Site Reliability Engineering Manager
hpe
Job Description
What you’ll do:
- Lead and mentor a team of Site Reliability Engineers, supporting their growth, performance, and well-being.
- Own the reliability strategy for SASE cloud infrastructure systems, including incident management, SLIs/SLOs, and capacity planning.
- Partner with Engineering, Product, and Security teams to design and deliver highly available, scalable, and resilient cloud-native services.
- Guide the team in building automation, improving observability, and improve operational efficiency of our cloud infrastructure.
- Drive adoption of best practices in monitoring, alerting, on-call operations, and runbook development.
- Build and maintain a strong engineering culture based on ownership, collaboration, and continuous learning.
- Define and track key reliability metrics, and report on team performance and system health to leadership.
- Contribute to hiring, onboarding, and career development for SREs.
What you need to bring:
- 7–10 years of experience in Site Reliability Engineering, DevOps, or Cloud Infrastructure roles.

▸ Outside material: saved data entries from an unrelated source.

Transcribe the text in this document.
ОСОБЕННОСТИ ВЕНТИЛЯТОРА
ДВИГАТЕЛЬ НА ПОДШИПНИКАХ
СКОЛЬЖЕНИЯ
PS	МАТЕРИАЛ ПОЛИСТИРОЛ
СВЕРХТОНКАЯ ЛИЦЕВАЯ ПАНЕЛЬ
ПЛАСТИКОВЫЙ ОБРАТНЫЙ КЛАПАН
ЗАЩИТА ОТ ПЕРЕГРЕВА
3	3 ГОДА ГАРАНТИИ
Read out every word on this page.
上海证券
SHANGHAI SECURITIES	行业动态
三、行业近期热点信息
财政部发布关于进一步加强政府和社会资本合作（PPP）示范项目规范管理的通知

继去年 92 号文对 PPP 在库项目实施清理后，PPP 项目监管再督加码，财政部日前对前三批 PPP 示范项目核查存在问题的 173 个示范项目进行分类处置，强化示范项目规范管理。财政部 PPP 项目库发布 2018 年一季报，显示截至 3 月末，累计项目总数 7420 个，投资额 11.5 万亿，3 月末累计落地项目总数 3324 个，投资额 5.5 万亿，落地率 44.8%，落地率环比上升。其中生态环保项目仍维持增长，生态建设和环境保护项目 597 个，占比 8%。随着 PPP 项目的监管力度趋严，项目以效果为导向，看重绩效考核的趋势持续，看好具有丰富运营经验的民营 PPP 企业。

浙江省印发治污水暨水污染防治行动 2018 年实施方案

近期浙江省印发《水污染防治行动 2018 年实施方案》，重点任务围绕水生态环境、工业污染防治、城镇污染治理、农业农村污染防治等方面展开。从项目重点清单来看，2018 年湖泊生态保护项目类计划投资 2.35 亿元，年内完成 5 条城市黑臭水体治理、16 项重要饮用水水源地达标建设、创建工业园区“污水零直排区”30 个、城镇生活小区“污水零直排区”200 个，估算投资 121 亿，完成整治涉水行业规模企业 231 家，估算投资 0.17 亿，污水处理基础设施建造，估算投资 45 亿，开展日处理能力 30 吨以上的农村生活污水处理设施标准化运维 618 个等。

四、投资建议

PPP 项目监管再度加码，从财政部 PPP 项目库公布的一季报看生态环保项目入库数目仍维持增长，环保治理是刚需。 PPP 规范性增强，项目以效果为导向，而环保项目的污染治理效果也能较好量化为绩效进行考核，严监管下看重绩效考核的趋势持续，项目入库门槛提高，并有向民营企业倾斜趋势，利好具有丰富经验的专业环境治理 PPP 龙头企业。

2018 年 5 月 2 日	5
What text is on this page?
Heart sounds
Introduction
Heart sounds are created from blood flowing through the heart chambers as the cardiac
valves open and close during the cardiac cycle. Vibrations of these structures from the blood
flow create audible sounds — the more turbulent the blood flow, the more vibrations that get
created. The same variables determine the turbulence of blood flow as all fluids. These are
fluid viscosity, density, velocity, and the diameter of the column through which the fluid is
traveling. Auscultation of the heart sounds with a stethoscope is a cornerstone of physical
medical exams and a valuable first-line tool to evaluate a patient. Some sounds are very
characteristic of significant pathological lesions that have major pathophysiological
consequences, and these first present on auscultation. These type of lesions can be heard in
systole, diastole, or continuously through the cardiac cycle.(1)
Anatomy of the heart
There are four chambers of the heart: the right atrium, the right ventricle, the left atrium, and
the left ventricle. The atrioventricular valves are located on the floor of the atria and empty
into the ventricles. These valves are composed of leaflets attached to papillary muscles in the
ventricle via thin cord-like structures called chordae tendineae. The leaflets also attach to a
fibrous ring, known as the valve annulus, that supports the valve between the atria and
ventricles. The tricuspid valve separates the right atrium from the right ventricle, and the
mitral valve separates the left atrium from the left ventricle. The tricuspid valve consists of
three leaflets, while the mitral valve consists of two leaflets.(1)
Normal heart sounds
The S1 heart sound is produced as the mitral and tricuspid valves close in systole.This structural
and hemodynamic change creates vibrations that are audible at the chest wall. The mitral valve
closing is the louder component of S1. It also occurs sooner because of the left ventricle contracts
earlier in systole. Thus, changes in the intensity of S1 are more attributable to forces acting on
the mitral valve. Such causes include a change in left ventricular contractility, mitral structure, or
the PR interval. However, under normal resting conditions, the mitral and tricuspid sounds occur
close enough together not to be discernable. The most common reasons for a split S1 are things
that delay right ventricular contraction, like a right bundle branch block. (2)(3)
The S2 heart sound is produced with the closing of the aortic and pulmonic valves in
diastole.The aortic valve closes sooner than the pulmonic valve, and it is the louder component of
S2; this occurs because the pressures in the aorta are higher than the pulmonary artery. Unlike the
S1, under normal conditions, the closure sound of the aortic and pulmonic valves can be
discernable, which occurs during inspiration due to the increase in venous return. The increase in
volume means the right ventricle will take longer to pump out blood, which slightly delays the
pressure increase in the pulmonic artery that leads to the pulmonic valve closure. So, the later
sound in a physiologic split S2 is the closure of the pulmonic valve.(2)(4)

- Minimum 2 years of experience managing or leading cloud operations teams.
- Deep understanding of cloud platforms (AWS, GCP, or Azure) and cloud-native architectures.
- Hands-on experience with Kubernetes, containers, infrastructure as code (e.g., Terraform), and configuration management tools.
- Strong foundation in observability (monitoring, logging, tracing), automation using Python, and incident response.
- Familiarity with modern CI/CD automation and tools.
- Excellent communication, stakeholder management, and team-building skills.
- Experience scaling SRE practices in high-growth or large-scale environments.
- Ability to balance long-term reliability initiatives with short-term delivery needs.